ちなみに、元々アンフィニという名前自体は先代FC3Sの上級モデルに付けられた名称です。

MPV

1st-Mazda-MPV.jpg
By IFCAR, Public Domain, Link

マツダの最上級ミニバンとして長らくラインナップされていたMPV。初代はアンフィニ専売車でした。

MPVは元々北米輸出専用車でしたが、後に国内での販売も開始。5チャンネル体制発足時にアンフィニ・チャンネルへと編成されます。

国内での販売当初は3LのV6エンジン仕様車一本のラインナップで、上級グランドツアラーと謳われていました。

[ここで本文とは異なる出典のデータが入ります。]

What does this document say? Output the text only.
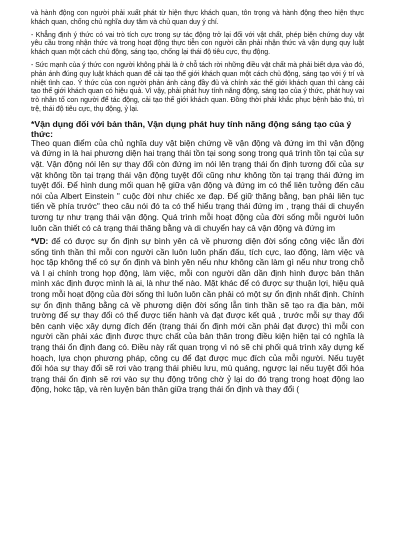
và hành động con người phải xuất phát từ hiện thực khách quan, tôn trọng và hành động theo hiện thực khách quan, chống chủ nghĩa duy tâm và chủ quan duy ý chí.

- Khẳng định ý thức có vai trò tích cực trong sự tác động trở lại đối với vật chất, phép biện chứng duy vật yêu cầu trong nhận thức và trong hoạt động thực tiễn con người cần phải nhận thức và vận dụng quy luật khách quan một cách chủ động, sáng tạo, chống lại thái độ tiêu cực, thụ động.

- Sức mạnh của ý thức con người không phải là ở chỗ tách rời những điều vật chất mà phải biết dựa vào đó, phản ánh đúng quy luật khách quan để cải tạo thế giới khách quan một cách chủ động, sáng tạo với ý trí và nhiệt tình cao. Ý thức của con người phản ánh càng đầy đủ và chính xác thế giới khách quan thì càng cải tạo thế giới khách quan có hiệu quả. Vì vậy, phải phát huy tính năng động, sáng tạo của ý thức, phát huy vai trò nhân tố con người để tác động, cải tạo thế giới khách quan. Đồng thời phải khắc phục bệnh bảo thủ, trì trệ, thái độ tiêu cực, thụ động, ỷ lại.

*Vận dụng đối với bản thân, Vận dụng phát huy tính năng động sáng tạo của ý thức:

Theo quan điểm của chủ nghĩa duy vật biện chứng về vận động và đứng im thì vận động và đứng in là hai phương diện hai trạng thái tồn tại song song trong quá trình tồn tại của sự vật. Vận động nói lên sự thay đổi còn đứng im nói lên trạng thái ổn định tương đối của sự vật không tồn tại trạng thái vận động tuyệt đối cũng như không tồn tại trạng thái đứng im tuyệt đối. Để hình dung mối quan hệ giữa vận động và đứng im có thể liên tưởng đến câu nói của Albert Einstein " cuộc đời như chiếc xe đạp. Để giữ thăng bằng, bạn phải liên tục tiến về phía trước" theo câu nói đó ta có thể hiểu trạng thái đứng im , trạng thái di chuyển tương tự như trạng thái vận động. Quá trình mỗi hoạt động của đời sống mỗi người luôn luôn cần thiết có cả trạng thái thăng bằng và di chuyển hay cả vận động và đứng im

*VD: để có được sự ổn định sự bình yên cả về phương diện đời sống công việc lẫn đời sống tinh thần thì mỗi con người cần luôn luôn phấn đấu, tích cực, lao động, làm việc và học tập không thể có sự ổn định và bình yên nếu như không cần làm gì nếu như trong chỗ và l ại chính trong họp động, làm việc, mỗi con người dần dần định hình được bản thân mình xác định được mình là ai, là như thế nào. Mặt khác để có được sự thuận lợi, hiệu quả trong mỗi hoạt động của đời sống thì luôn luôn cần phải có một sự ổn định nhất định. Chính sự ổn định thăng bằng cả về phương diện đời sống lẫn tinh thần sẽ tạo ra địa bàn, môi trường để sự thay đổi có thể được tiến hành và đạt được kết quả , trước mỗi sự thay đổi bên cạnh việc xây dựng đích đến (trạng thái ổn định mới cần phải đạt được) thì mỗi con người cần phải xác định được thực chất của bản thân trong điều kiện hiện tại có nghĩa là trạng thái ổn định đang có. Điều này rất quan trọng vì nó sẽ chi phối quá trình xây dựng kế hoạch, lựa chọn phương pháp, công cụ để đạt được mục đích của mỗi người. Nếu tuyệt đối hóa sự thay đổi sẽ rơi vào trạng thái phiêu lưu, mù quáng, ngược lại nếu tuyệt đối hóa trạng thái ổn định sẽ rơi vào sự thụ động trông chờ ỷ lại do đó trạng trong hoạt động lao động, hokc tập, và rèn luyện bản thân giữa trạng thái ổn định và thay đổi (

年を追うと当時のRVブームを受け、SUVテイストが濃くなっていきます。特に1995年から販売された「グランツ」シリーズは4WDを採用し、フォグランプにバンパーガード、サイドステップといったRV要素がふんだんに盛り込まれたモデルです。

尚、二輪駆動車はミニバンには珍しくFRになっています。

その後の展開

5チャンネル体制の失敗を受けてディーラーの統廃合が進み、アンフィニ・チャンネルはユーノス・チャンネルと統合してマツダアンフィニ店となりました。

アンフィニ独自の車種も整理が進み、MS-6とMS-8はカペラに、MS-9はセンティアに統合されていきます。

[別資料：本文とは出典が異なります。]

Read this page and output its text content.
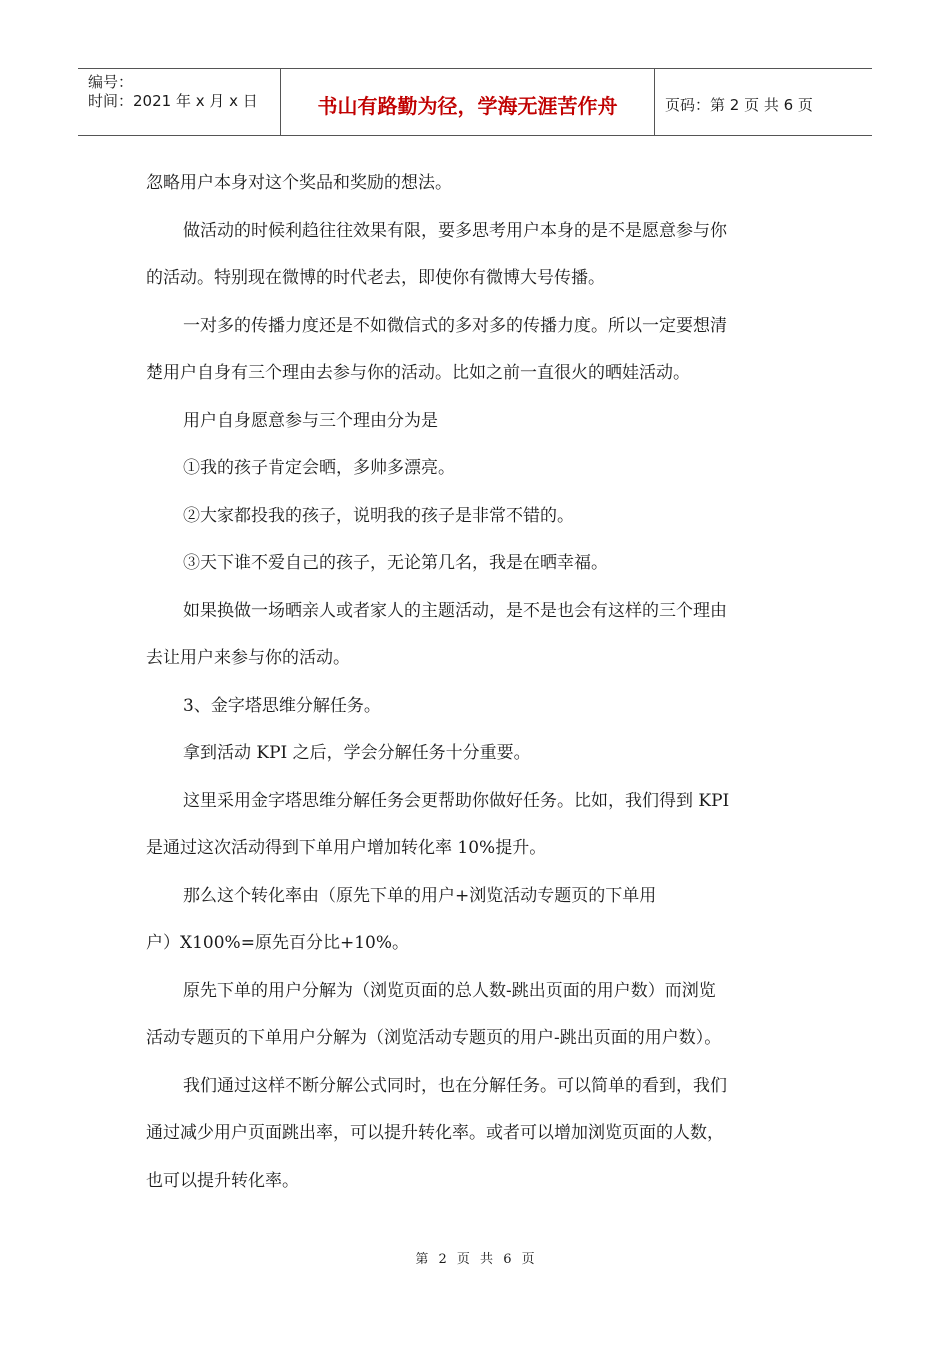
编号：
时间：2021 年 x 月 x 日	书山有路勤为径，学海无涯苦作舟	页码：第 2 页 共 6 页

忽略用户本身对这个奖品和奖励的想法。

做活动的时候利趋往往效果有限，要多思考用户本身的是不是愿意参与你

的活动。特别现在微博的时代老去，即使你有微博大号传播。

一对多的传播力度还是不如微信式的多对多的传播力度。所以一定要想清

楚用户自身有三个理由去参与你的活动。比如之前一直很火的晒娃活动。

用户自身愿意参与三个理由分为是

①我的孩子肯定会晒，多帅多漂亮。

②大家都投我的孩子，说明我的孩子是非常不错的。

③天下谁不爱自己的孩子，无论第几名，我是在晒幸福。

如果换做一场晒亲人或者家人的主题活动，是不是也会有这样的三个理由

去让用户来参与你的活动。

3、金字塔思维分解任务。

拿到活动 KPI 之后，学会分解任务十分重要。

这里采用金字塔思维分解任务会更帮助你做好任务。比如，我们得到 KPI

是通过这次活动得到下单用户增加转化率 10%提升。

那么这个转化率由（原先下单的用户+浏览活动专题页的下单用

户）X100%=原先百分比+10%。

原先下单的用户分解为（浏览页面的总人数-跳出页面的用户数）而浏览

活动专题页的下单用户分解为（浏览活动专题页的用户-跳出页面的用户数）。

我们通过这样不断分解公式同时，也在分解任务。可以简单的看到，我们

通过减少用户页面跳出率，可以提升转化率。或者可以增加浏览页面的人数，

也可以提升转化率。

第 2 页 共 6 页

RX-7とMPVはそのままマツダ名義となって販売を継続しています。

マツダアンフィニ店は現在も存続しているおり、アンフィニという名前自体は消滅していません。しかしながら、もう一つのディーラーであるマツダ店との取扱車種の差異は完全に無くなっています。近年のディーラー戦略も絡み、マツダアンフィニ店を名乗るディーラーは減りつつあります。

まとめ

今回は5チャンネル体制時代のアンフィニ・チャンネルとその取扱車種について紹介しました。

RX-7やMPVといった、マツダを語るうえで外せない重要なクルマも含まれていますが、セダン系はどうもパッとせずに終わったクルマが多い気がします…

ベース車に対してデザインがあまり変わらないクルマが多いからでしょうか。

いずれも街中で見かけたら珍しいクルマ揃いになっています。